Now, that’s the exception, not the rule. Redmond and Mokhtarian did find that most respondents, nearly 52 percent, preferred a commute at least 5 minutes shorter than their actual one (which, on average for these folks, was 40 minutes). But 87 people in the sample, or nearly 7 percent, had an ideal commute that was at least 5 minutes longer than their actual commute (which, in this case, was 10 minutes, on average). For the 42 percent of participants whose actual and ideal trips were more or less the same, the average commute was 15 minutes, one way. It seems a quarter hour is something like a preferred commuter constant…
More recent attempts to understand commuter desires have uncovered plenty of nuance.

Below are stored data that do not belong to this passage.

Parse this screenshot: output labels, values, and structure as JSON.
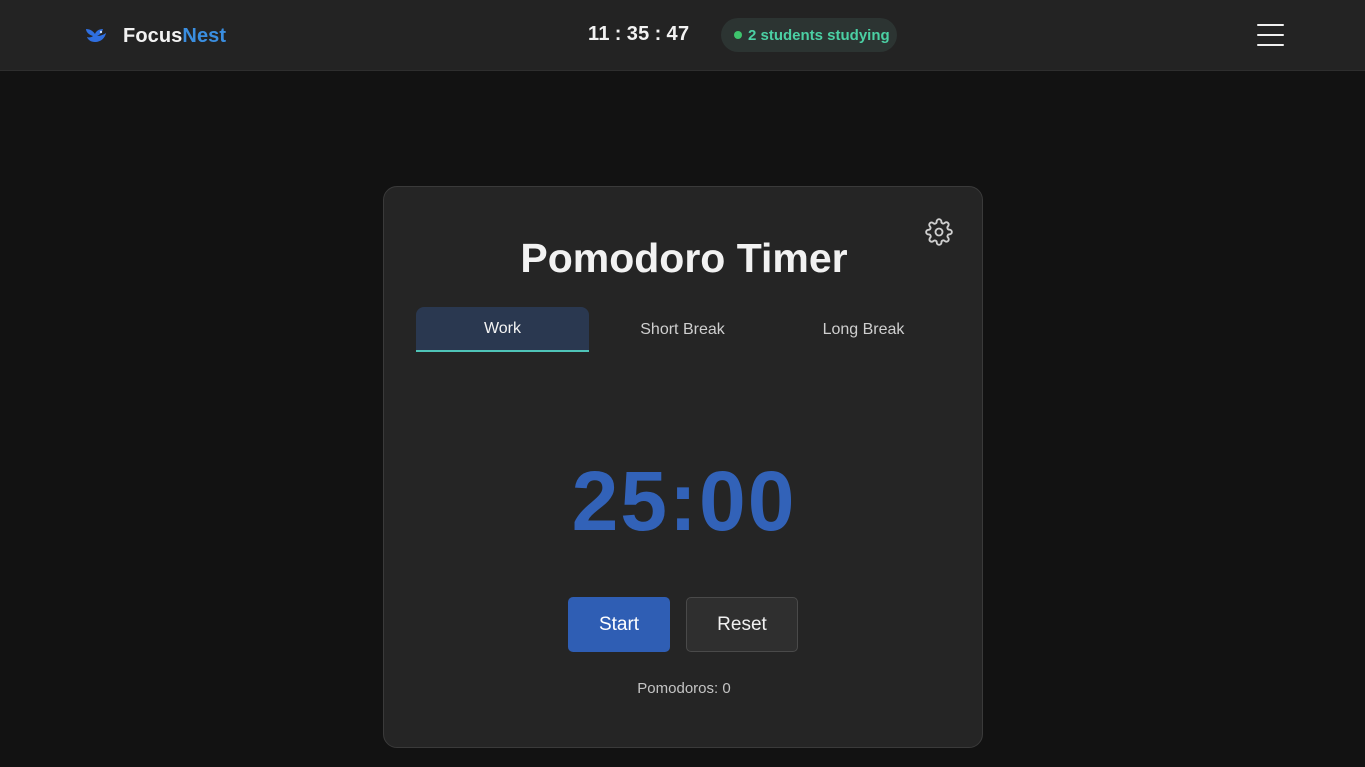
{
  "header": {
    "brand_primary": "Focus",
    "brand_accent": "Nest",
    "logo_icon": "blue-bird-icon",
    "clock": {
      "hours": "11",
      "separator": ":",
      "minutes": "35",
      "seconds": "47"
    },
    "studying_status": "2 students studying",
    "menu_icon": "hamburger-menu-icon"
  },
  "timer_card": {
    "title": "Pomodoro Timer",
    "settings_icon": "gear-icon",
    "tabs": [
      {
        "label": "Work",
        "active": true
      },
      {
        "label": "Short Break",
        "active": false
      },
      {
        "label": "Long Break",
        "active": false
      }
    ],
    "time_display": "25:00",
    "start_label": "Start",
    "reset_label": "Reset",
    "pomodoro_count_text": "Pomodoros: 0"
  },
  "colors": {
    "accent_blue": "#2f5eb4",
    "timer_blue": "#3262b8",
    "brand_accent": "#3a8ee0",
    "status_green": "#3ec46d",
    "tab_underline": "#4fc4b8"
  }
}
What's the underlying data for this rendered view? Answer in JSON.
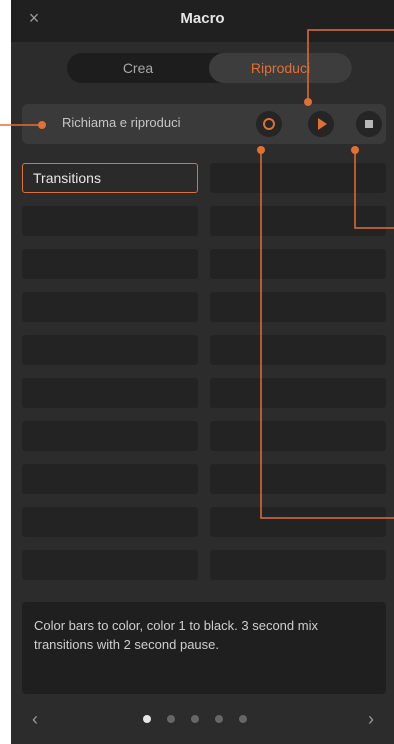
{
  "window": {
    "title": "Macro",
    "close_glyph": "×"
  },
  "tabs": [
    {
      "label": "Crea",
      "selected": false
    },
    {
      "label": "Riproduci",
      "selected": true
    }
  ],
  "macro_row": {
    "label": "Richiama e riproduci",
    "buttons": [
      {
        "name": "record",
        "icon": "record-icon"
      },
      {
        "name": "play",
        "icon": "play-icon"
      },
      {
        "name": "stop",
        "icon": "stop-icon"
      }
    ]
  },
  "macros": {
    "selected_label": "Transitions",
    "rows": 10,
    "columns": 2
  },
  "description": "Color bars to color, color 1 to black. 3 second mix transitions with 2 second pause.",
  "pager": {
    "left_glyph": "‹",
    "right_glyph": "›",
    "pages": 5,
    "active": 1
  },
  "colors": {
    "accent": "#e07033",
    "panel": "#2c2c2c",
    "cell": "#232323"
  }
}
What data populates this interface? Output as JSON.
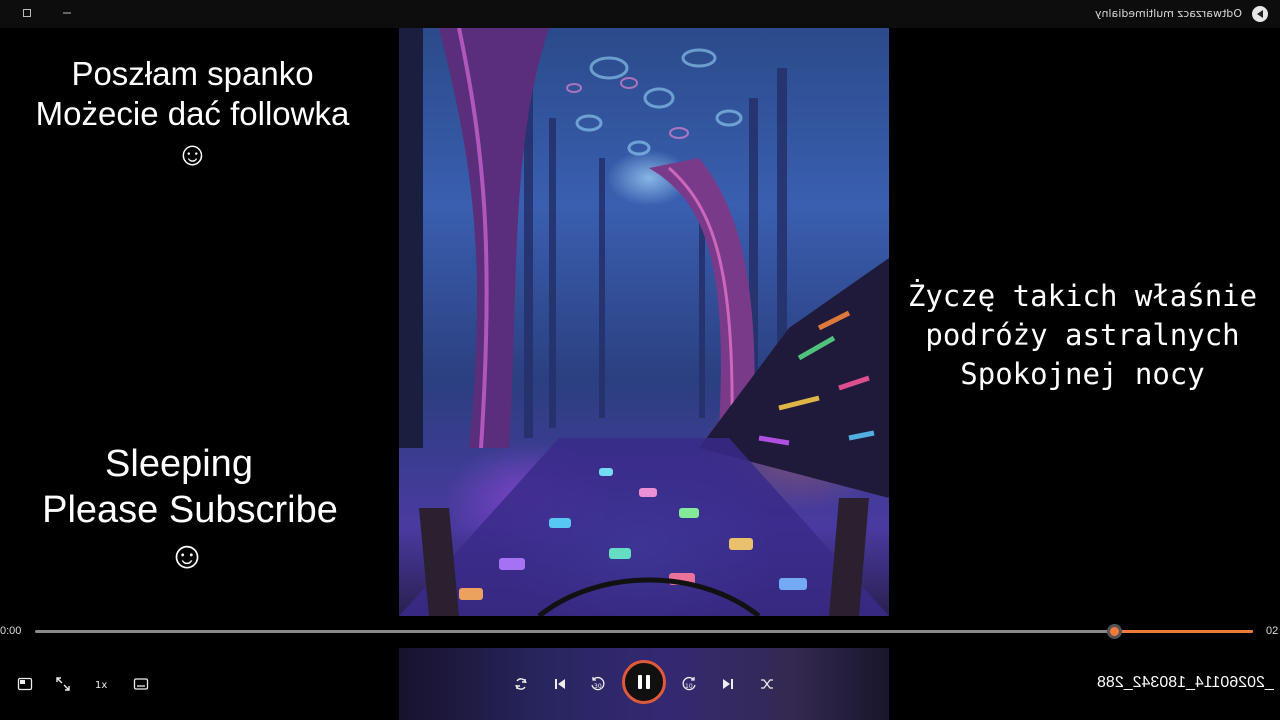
{
  "window": {
    "title": "Odtwarzacz multimedialny"
  },
  "overlay": {
    "left_top": [
      "Poszłam spanko",
      "Możecie dać followka",
      "☺"
    ],
    "left_bottom": [
      "Sleeping",
      "Please Subscribe",
      "☺"
    ],
    "right_middle": [
      "Życzę takich właśnie",
      "podróży astralnych",
      "Spokojnej nocy"
    ]
  },
  "player": {
    "time_elapsed": "0:00",
    "time_remaining": "02",
    "progress": 0.886,
    "file_name": "_20260114_180342_288",
    "accent_color": "#f07a3a"
  },
  "controls": {
    "left": [
      {
        "icon": "mini-player-icon"
      },
      {
        "icon": "fullscreen-icon"
      },
      {
        "icon": "playback-speed-icon",
        "label": "1x"
      },
      {
        "icon": "subtitles-icon"
      }
    ],
    "center": [
      {
        "icon": "repeat-icon"
      },
      {
        "icon": "previous-icon"
      },
      {
        "icon": "rewind-icon",
        "label": "30"
      },
      {
        "icon": "pause-icon"
      },
      {
        "icon": "forward-icon",
        "label": "10"
      },
      {
        "icon": "next-icon"
      },
      {
        "icon": "shuffle-icon"
      }
    ]
  }
}
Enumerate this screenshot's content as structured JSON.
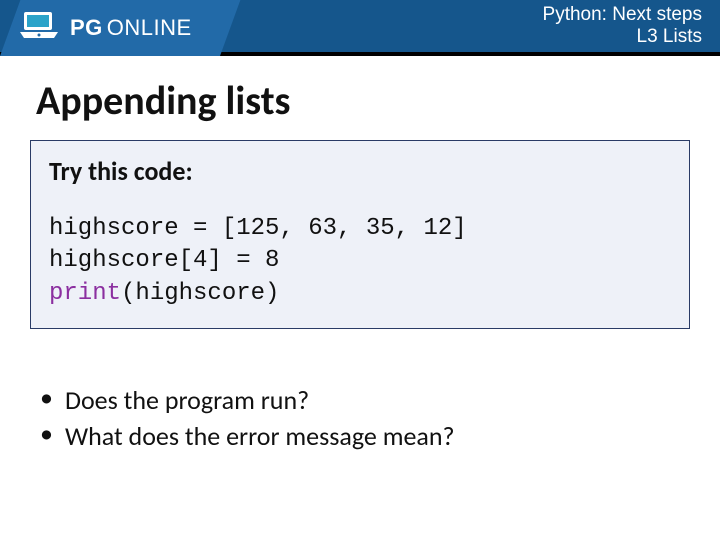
{
  "header": {
    "brand_bold": "PG",
    "brand_light": "ONLINE",
    "line1": "Python: Next steps",
    "line2": "L3 Lists"
  },
  "slide": {
    "title": "Appending lists",
    "panel_title": "Try this code:",
    "code": {
      "line1": "highscore = [125, 63, 35, 12]",
      "line2": "highscore[4] = 8",
      "line3_kw": "print",
      "line3_rest": "(highscore)"
    },
    "bullets": [
      "Does the program run?",
      "What does the error message mean?"
    ]
  }
}
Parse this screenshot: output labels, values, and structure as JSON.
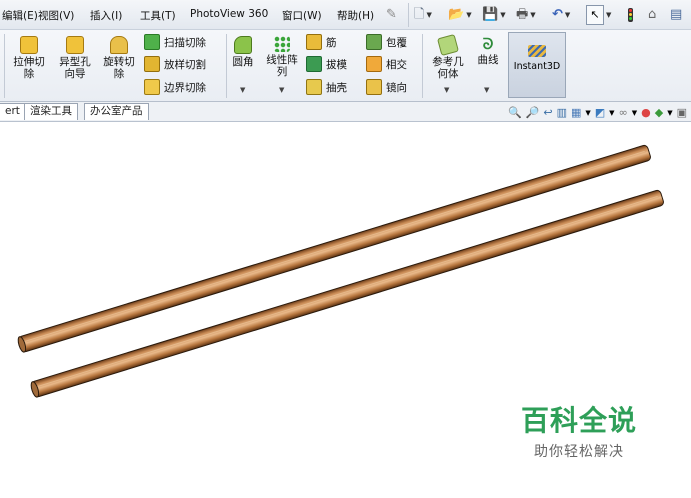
{
  "menu": {
    "items": [
      "编辑(E)",
      "视图(V)",
      "插入(I)",
      "工具(T)",
      "PhotoView 360",
      "窗口(W)",
      "帮助(H)"
    ]
  },
  "ribbon": {
    "cut_extrude": "拉伸切\n除",
    "hole_wizard": "异型孔\n向导",
    "revolve_cut": "旋转切\n除",
    "swept_cut": "扫描切除",
    "lofted_cut": "放样切割",
    "boundary_cut": "边界切除",
    "fillet": "圆角",
    "linear_pattern": "线性阵\n列",
    "rib": "筋",
    "draft": "拔模",
    "shell": "抽壳",
    "wrap": "包覆",
    "intersect": "相交",
    "mirror": "镜向",
    "ref_geometry": "参考几\n何体",
    "curves": "曲线",
    "instant3d": "Instant3D"
  },
  "tabs": [
    "ert",
    "渲染工具",
    "办公室产品"
  ],
  "watermark": {
    "title": "百科全说",
    "subtitle": "助你轻松解决"
  },
  "colors": {
    "accent_green": "#2e9f58",
    "rod_light": "#e9b98a",
    "rod_dark": "#6b3a17"
  }
}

Mode obviously matters. Some work suggests that drivers find their commute more stressful than others, on account of traffic, unexpected delays, and the existence of other drivers. Transit riders can feel some stress, too, especially when the train or bus is delayed, and they also have to worry more about boredom (though that’s quickly becoming obsolete). Walkers and cyclists report the most relaxing and exciting trips.
The type of day you’ve had matters, too. One study, published late last year, recorded trip diaries of 76 commuters over a five-day period. When the demands of the work day were low, the detachment commuters felt during the trip home didn’t influence their anxiety levels once they got there (accounting for travel time). But on days with lots of stress at work, the opposite was true: more detachment on the commute meant less anxiety—and more serenity—upon getting home.
All of this makes some sense within the current system where many people work in a more corporate setting (don’t underestimate the connections between large social changes and the rise of the modern white-collar office) and live within more sprawling metropolitan regions.
Yet, this is based on a social system where work and home are typically separated. This hasn’t always been the case throughout human history. Centuries ago, many people lived and worked within the same building or property. In other words, this idea that you go somewhere to work didn’t really exist. In Crabgrass Frontier, historian Kenneth Jackson describes how even as late as 1815 49 out of 50 workers lived within a one mile walk of their place of employment. Home and work continued to get pulled apart during the Industrial Revolution as well as the urbanization that affected developing countries.
Talk of having no commute for most workers has existed for several decades due to the possibilities for telecommuting. (Granted, this option is more restricted for certain kinds of jobs, particularly in service and manual labor sectors.) Still, many businesses and workers continue to want to go to an office and so we’ll continue to participate in and analyze commutes.